This work of multimedia art, Digital Forest, is the result of a joint effort by Yoo Gwan-Ho and Takashi Kokubo, each of whom has successfully made unique artistic achievements in different genres. In this work, the artists try to express the digital environment symbolically by expanding sensory perception. What Yoo and Takashi focused on is how they can reduce the world of non-materials (including the world of virtual reality created by computer) to the world of matters. For this, they tried to expand the spectrum of the visual world by using computer that can capture the subtle changes of colors that human eyes are not able to perceive.
Yoo used “Paint Box”, a computer graphic program developed by a British company Quintel, for scanning, coloring as well as imprinting images made of dramatic brush strokes and delicate shades on stainless steel boards arranged in zigzag along the walls of an exhibition hall with the screens illuminated by special lighting. In another room, more stainless steel boards of geometrical shapes are installed both at the center and by the walls in such a way that the colors of Paint Box create a fantastic atmosphere helped by moving lights of all colors shed from walls.

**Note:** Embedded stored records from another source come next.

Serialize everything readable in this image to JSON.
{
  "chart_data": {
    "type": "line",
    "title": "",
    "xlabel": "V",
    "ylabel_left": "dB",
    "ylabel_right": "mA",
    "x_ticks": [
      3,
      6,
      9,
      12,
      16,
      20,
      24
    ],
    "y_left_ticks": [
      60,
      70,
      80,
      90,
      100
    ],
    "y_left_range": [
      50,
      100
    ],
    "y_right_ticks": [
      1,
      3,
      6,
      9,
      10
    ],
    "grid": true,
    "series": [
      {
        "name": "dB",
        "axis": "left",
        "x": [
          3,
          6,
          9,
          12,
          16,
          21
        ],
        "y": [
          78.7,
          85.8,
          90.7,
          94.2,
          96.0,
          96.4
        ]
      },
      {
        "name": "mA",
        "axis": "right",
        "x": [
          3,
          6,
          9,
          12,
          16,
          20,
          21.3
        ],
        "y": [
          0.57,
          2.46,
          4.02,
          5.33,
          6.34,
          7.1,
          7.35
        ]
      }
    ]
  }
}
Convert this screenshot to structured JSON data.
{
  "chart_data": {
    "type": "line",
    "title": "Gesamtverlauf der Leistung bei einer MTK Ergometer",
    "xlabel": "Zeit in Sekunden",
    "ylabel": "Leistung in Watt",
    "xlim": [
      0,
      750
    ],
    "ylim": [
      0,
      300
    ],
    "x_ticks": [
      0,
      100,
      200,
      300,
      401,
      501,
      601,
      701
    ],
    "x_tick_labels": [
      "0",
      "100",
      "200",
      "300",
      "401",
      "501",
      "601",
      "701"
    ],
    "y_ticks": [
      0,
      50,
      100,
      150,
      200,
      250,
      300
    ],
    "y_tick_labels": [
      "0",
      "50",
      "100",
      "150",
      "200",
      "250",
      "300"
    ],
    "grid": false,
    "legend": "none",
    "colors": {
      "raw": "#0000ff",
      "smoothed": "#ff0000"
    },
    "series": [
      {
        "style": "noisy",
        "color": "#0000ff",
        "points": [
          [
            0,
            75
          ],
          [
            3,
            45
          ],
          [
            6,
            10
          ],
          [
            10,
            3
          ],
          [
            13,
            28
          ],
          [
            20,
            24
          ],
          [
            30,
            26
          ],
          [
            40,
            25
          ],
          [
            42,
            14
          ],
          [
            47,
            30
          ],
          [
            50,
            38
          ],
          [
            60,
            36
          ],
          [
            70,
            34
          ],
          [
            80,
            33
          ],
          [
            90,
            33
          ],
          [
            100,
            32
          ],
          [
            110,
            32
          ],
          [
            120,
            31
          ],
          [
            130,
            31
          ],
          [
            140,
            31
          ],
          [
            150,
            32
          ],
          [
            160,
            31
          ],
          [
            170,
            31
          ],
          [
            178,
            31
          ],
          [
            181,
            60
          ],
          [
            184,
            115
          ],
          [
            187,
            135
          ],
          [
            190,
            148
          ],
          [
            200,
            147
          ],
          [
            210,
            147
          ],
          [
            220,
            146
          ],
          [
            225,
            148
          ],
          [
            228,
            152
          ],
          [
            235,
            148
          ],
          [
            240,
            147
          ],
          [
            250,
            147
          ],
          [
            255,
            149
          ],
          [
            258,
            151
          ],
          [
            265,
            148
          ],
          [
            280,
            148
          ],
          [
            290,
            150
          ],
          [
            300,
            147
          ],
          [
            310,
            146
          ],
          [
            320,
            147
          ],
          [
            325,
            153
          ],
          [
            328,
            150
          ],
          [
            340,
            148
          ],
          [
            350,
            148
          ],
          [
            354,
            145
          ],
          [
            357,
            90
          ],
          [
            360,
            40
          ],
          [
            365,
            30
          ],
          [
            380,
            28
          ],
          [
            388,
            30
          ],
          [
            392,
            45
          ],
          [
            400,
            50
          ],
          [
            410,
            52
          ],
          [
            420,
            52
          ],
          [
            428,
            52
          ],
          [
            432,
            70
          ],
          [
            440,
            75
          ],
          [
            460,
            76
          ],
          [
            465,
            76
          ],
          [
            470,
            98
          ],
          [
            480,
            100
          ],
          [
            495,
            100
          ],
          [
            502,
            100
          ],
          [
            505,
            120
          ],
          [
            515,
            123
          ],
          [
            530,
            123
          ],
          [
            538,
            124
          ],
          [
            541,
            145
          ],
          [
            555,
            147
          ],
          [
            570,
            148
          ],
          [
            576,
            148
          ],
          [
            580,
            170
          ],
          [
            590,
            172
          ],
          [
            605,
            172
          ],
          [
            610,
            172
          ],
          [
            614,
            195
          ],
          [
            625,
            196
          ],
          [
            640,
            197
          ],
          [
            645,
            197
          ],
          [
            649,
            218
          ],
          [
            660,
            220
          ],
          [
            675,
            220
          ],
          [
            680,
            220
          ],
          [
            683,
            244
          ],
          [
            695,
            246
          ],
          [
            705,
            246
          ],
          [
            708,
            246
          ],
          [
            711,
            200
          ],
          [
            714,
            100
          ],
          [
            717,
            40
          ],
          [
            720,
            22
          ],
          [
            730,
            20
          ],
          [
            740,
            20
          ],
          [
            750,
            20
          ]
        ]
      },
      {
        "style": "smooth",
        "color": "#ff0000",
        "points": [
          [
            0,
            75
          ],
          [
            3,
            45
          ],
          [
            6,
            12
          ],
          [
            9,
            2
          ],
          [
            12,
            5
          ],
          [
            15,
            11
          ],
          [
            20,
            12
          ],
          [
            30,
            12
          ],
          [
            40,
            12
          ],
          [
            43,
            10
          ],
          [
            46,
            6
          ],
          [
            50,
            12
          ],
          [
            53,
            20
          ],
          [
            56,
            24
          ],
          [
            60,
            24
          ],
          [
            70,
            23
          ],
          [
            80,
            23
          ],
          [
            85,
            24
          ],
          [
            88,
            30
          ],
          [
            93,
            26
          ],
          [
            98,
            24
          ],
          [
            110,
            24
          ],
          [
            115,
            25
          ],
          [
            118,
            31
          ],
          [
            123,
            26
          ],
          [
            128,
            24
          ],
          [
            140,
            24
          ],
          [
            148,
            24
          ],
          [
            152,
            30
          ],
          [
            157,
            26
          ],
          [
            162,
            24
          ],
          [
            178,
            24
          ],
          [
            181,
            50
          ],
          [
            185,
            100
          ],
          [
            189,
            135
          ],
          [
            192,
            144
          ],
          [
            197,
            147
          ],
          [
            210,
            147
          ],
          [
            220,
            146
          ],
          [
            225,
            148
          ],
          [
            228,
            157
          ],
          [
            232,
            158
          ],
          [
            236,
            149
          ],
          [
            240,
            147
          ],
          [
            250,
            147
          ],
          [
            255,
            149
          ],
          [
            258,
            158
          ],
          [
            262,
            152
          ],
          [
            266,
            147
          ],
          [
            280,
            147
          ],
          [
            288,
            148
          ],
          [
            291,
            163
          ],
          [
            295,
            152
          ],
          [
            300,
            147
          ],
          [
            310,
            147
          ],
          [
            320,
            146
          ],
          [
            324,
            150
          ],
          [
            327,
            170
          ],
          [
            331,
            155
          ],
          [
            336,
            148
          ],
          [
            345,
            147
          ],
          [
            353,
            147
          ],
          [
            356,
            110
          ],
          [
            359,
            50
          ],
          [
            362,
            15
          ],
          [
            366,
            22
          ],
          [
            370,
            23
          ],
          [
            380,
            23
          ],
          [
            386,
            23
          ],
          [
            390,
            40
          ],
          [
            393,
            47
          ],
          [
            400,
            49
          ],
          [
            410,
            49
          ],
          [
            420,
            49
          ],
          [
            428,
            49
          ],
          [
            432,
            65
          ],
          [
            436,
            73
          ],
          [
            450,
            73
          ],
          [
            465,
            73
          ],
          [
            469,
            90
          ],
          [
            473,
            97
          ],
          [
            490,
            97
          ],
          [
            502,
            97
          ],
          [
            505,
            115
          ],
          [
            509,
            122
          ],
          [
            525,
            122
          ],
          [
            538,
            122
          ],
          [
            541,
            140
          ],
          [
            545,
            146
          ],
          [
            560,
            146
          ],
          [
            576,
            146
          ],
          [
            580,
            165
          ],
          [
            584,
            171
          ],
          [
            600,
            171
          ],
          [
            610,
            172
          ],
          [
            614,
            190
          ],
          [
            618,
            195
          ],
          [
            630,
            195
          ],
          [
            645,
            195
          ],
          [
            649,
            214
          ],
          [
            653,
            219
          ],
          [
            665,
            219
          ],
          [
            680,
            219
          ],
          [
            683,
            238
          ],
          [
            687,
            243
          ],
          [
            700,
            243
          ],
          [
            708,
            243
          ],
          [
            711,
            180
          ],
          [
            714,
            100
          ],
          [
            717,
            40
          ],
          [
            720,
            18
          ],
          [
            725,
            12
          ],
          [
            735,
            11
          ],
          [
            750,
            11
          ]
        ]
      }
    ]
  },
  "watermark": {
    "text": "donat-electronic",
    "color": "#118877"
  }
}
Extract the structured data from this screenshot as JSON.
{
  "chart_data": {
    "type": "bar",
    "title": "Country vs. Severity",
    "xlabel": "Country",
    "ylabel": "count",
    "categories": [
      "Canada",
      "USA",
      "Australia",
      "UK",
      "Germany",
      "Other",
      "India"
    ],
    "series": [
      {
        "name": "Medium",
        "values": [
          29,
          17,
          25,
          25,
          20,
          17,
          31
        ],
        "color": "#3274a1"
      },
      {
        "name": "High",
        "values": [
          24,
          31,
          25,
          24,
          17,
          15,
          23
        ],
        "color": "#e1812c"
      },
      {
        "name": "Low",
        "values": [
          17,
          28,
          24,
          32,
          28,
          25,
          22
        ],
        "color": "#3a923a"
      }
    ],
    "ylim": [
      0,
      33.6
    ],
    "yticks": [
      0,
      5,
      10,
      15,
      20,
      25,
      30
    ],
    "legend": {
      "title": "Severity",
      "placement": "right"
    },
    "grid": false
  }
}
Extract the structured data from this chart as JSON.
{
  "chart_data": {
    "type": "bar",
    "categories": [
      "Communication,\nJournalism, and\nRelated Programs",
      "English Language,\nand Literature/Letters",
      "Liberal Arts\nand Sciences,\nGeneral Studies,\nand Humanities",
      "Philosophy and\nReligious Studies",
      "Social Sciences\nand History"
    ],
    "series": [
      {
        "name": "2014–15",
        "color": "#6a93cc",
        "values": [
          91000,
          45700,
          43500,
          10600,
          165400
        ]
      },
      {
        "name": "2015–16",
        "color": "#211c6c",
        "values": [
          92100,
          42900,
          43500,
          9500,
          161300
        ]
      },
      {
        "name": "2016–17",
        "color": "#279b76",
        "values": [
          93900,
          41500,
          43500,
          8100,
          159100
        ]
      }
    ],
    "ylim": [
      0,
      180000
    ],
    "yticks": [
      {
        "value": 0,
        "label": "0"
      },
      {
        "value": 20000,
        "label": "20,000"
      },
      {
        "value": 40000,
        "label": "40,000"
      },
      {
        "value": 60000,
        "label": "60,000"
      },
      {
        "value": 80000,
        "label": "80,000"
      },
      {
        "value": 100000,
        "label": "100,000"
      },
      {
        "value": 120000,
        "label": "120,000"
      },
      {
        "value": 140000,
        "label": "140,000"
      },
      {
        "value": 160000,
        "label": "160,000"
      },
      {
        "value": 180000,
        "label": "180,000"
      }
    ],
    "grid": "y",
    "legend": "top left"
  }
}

Yoo’s visual work is then amalgamated with the digital ‘environmental sounds’, sounds recorded from nature by Takashi Kokubo. Takashi’s sounds can also be explained in the same context of the installed figurative work:
The ‘single sound space of multi-layers’ can be compared with the “painting that plays music” in which a complex virtual sound space is created by variations that are played around a thematic sound. The space thus created makes viewers feel as if they are in the middle of, say, Grand Canyon. The ‘multi sound space of multi-layers’ is created as a space of virtual reality that is interactive with the space of painting created by sounds.